The Blood of Dawnwalker is shaping up to be an RPG that does not want players to follow one clean moral path. Rebel Wolves has confirmed that players will be able to make very dark choices, including killing most NPCs, without immediately breaking the main story or causing a game over.
Creative Director Mateusz Tomaszkiewicz shared the detail during a post-show Q&A after the studio revealed the game’s September 3 release date and PC system requirements. His comments suggest that The Blood of Dawnwalker is leaning heavily into player freedom, even when that freedom leads to brutal outcomes.
Rebel Wolves wants players to live with bad choices instead of reloading every time the story turns against them
The most interesting part is not only that players can do evil things. It is that the game is built to react to them. Tomaszkiewicz said most NPCs can be killed, though a few are protected for story reasons. The main story will still continue, but players may see different outcomes, different endings, and changed plot lines depending on what they do.
That is a big promise for an open-world RPG. Many games say choices matter, but still quietly push players back toward the same main path. The Blood of Dawnwalker seems more willing to let players miss content, ruin relationships, or close off entire story paths.

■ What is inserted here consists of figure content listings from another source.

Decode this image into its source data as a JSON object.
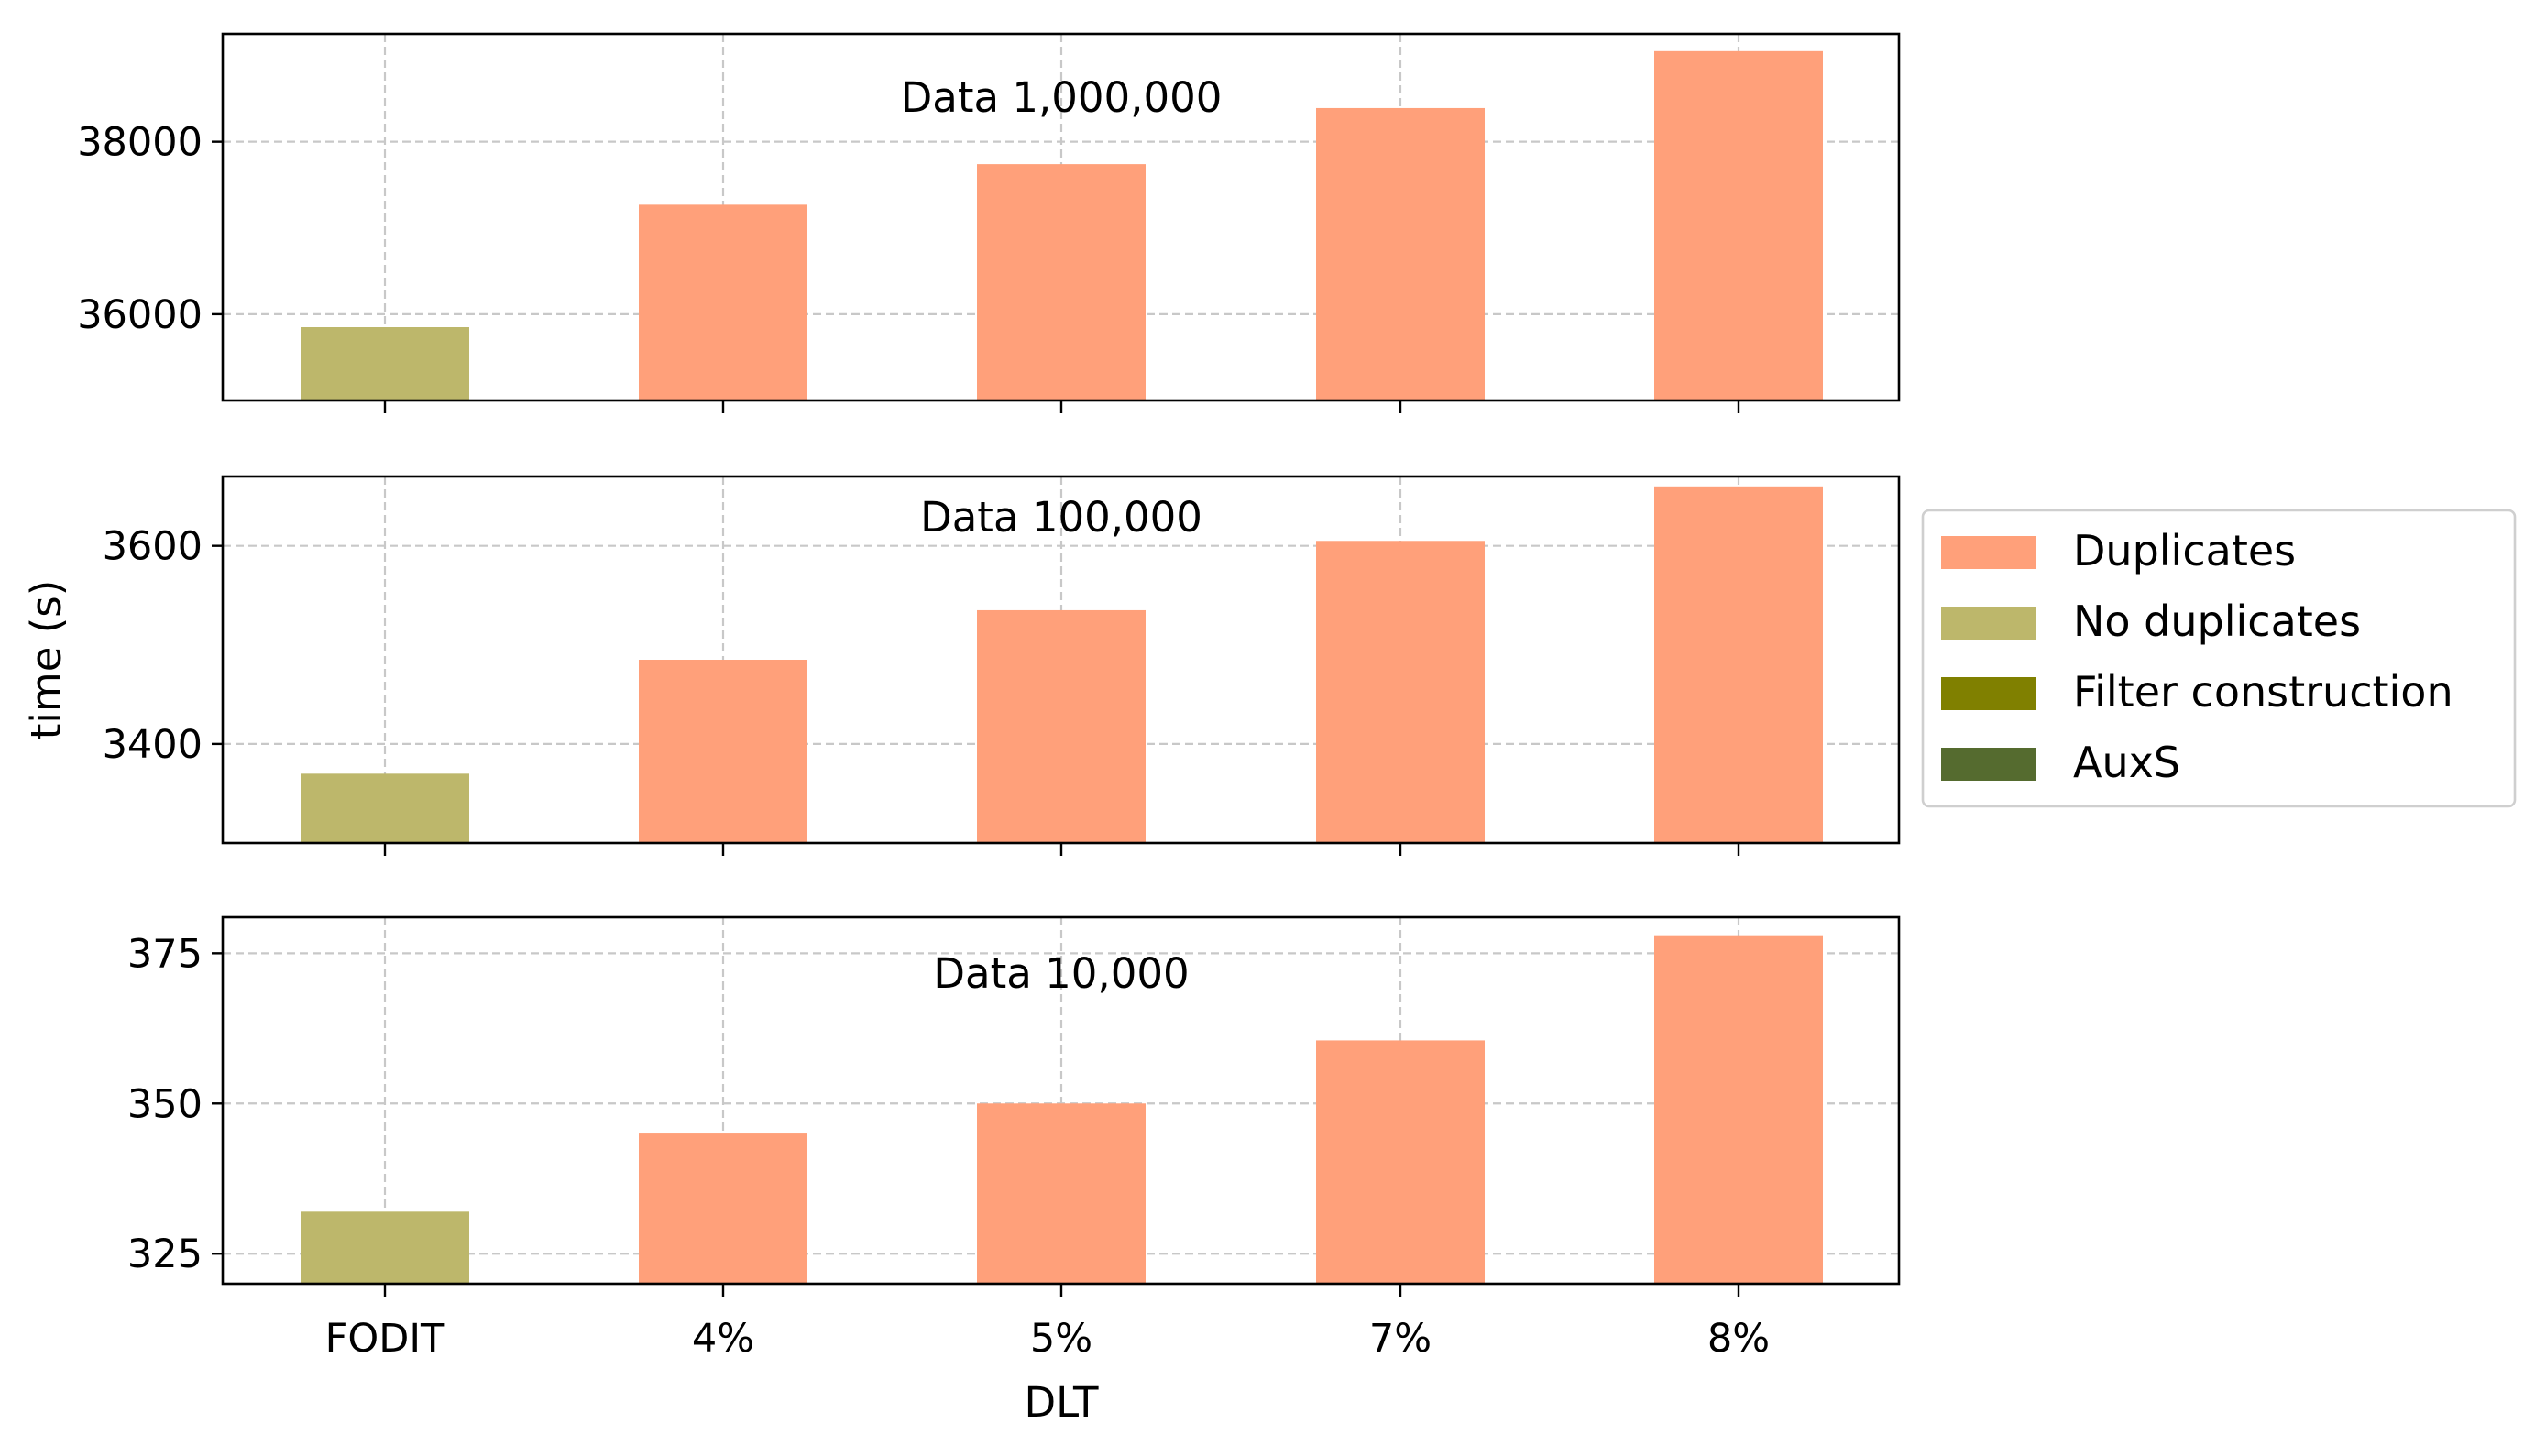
{
  "chart_data": {
    "type": "bar",
    "xlabel": "DLT",
    "ylabel": "time (s)",
    "categories": [
      "FODIT",
      "4%",
      "5%",
      "7%",
      "8%"
    ],
    "grid": true,
    "legend": {
      "placement": "right",
      "entries": [
        {
          "label": "Duplicates",
          "color": "#FFA07A"
        },
        {
          "label": "No duplicates",
          "color": "#BDB76B"
        },
        {
          "label": "Filter construction",
          "color": "#808000"
        },
        {
          "label": "AuxS",
          "color": "#556B2F"
        }
      ]
    },
    "panels": [
      {
        "annotation": "Data 1,000,000",
        "ylim": [
          35000,
          39250
        ],
        "yticks": [
          36000,
          38000
        ],
        "ytick_labels": [
          "36000",
          "38000"
        ],
        "values": [
          35850,
          37270,
          37740,
          38390,
          39050
        ],
        "series_index": [
          "No duplicates",
          "Duplicates",
          "Duplicates",
          "Duplicates",
          "Duplicates"
        ]
      },
      {
        "annotation": "Data 100,000",
        "ylim": [
          3300,
          3670
        ],
        "yticks": [
          3400,
          3600
        ],
        "ytick_labels": [
          "3400",
          "3600"
        ],
        "values": [
          3370,
          3485,
          3535,
          3605,
          3660
        ],
        "series_index": [
          "No duplicates",
          "Duplicates",
          "Duplicates",
          "Duplicates",
          "Duplicates"
        ]
      },
      {
        "annotation": "Data 10,000",
        "ylim": [
          320,
          381
        ],
        "yticks": [
          325,
          350,
          375
        ],
        "ytick_labels": [
          "325",
          "350",
          "375"
        ],
        "values": [
          332,
          345,
          350,
          360.5,
          378
        ],
        "series_index": [
          "No duplicates",
          "Duplicates",
          "Duplicates",
          "Duplicates",
          "Duplicates"
        ]
      }
    ]
  }
}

Tomaszkiewicz also said the studio had internal debates about whether some choices would fit Coen, the main character. That makes sense because Coen is not a blank character. He has his own identity and story. But Rebel Wolves decided to lean more toward player agency, meaning players should have more control over how far they take him into darkness.
| Player choice | Possible effect |
|---|---|
| Kill most NPCs | Story continues, but outcomes may change |
| Give in to Coen’s vampiric side | The character and story can shift in darker ways |
| Ignore some characters | Entire plot lines may be missed |
| Avoid reloading after bad choices | The playthrough may feel more personal and unique |
The director also encouraged players not to reload every time something goes wrong. He compared the idea to games like Baldur’s Gate 3, where living with bad rolls or ugly consequences can make a playthrough more memorable. That philosophy could make The Blood of Dawnwalker feel less like a checklist and more like a personal story.
This is also where the game separates itself from The Witcher 3. Many developers at Rebel Wolves previously worked on CD Projekt RED’s RPG, but Geralt was an established book character with clear limits. Coen appears to give the studio more room to let players shape the story in extreme ways.
The game will also be built for replaying. Some major paths can be missed completely, and different choices may lead to very different results. That gives players a reason to return after finishing the story once, either to see a more heroic version of Coen or to push fully into an evil run.
The Blood of Dawnwalker already had attention because of its vampire theme, open world, and Rebel Wolves’ RPG background. Now, its choice system may become one of its biggest selling points. If the final game truly supports this level of freedom, it could give RPG fans the kind of messy, consequence-heavy storytelling they often ask for.